Turing (4.1/5) is worth a look if you need hiring remote ML contractors across several time zones. If your situation matches that, Turing is a competitive option.
Related comparisons
Azumo vs Turing FAQ
Is Azumo better than Turing?
Azumo (4.5/5) scores higher overall, but "better" depends on your use case. Azumo's strongest advantage: hiring pattern shows real investment in LLM and agent engineering, beyond generic web developers. Turing's strongest advantage: engineers who have worked on LLM training and evaluation projects.
How do Azumo and Turing differ in pricing?
Azumo uses monthly per engineer; dedicated team; project-based; rates on request pricing. Turing uses hourly or monthly contracts; rates on request pricing. Neither firm publishes a full rate card; a discovery call is required for project-specific quotes.
Which is better for enterprise: Azumo or Turing?

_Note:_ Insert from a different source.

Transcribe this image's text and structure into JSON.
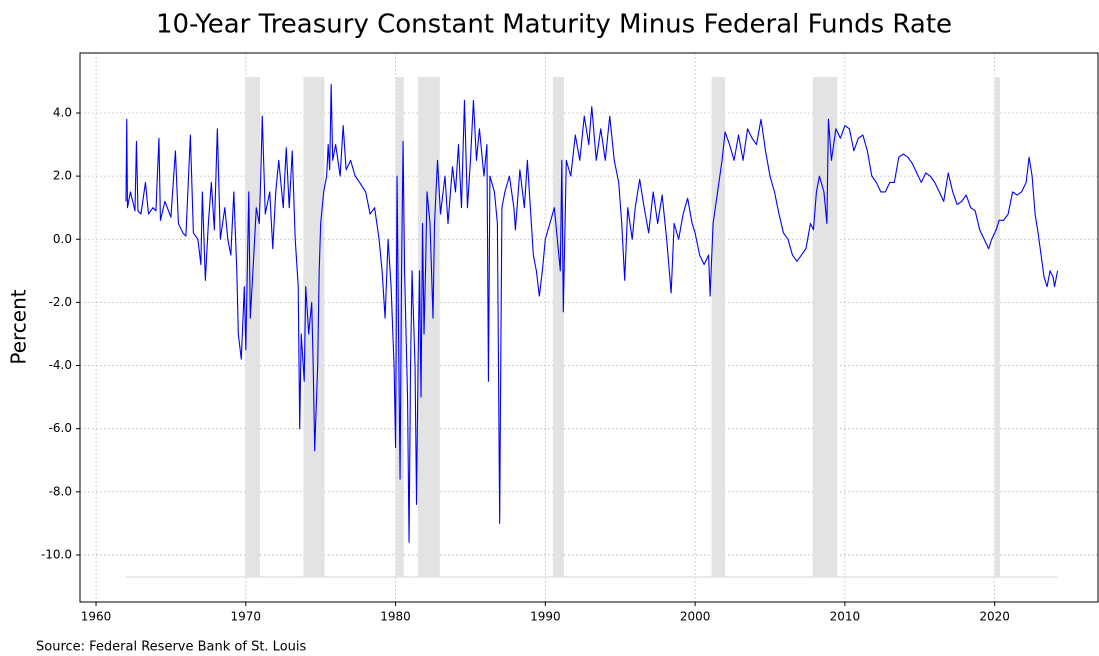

Azumo is the larger team and typically the better enterprise-scale choice. For very large programmes, verify team size and compliance coverage directly with each agency before shortlisting.
What are the main differences between Azumo and Turing?
Azumo's primary differentiator is: nearshore staffing with a hiring focus on GenAI and agent roles. Turing's primary differentiator is: talent cloud tied to frontier-lab LLM training work. They also differ in team size (100–249 vs 500+ staff; global contractor network), minimum engagement (Not disclosed vs Not disclosed), and primary industries served (SaaS, Fintech vs SaaS, Fintech).
Verify all details directly with each agency before making a decision.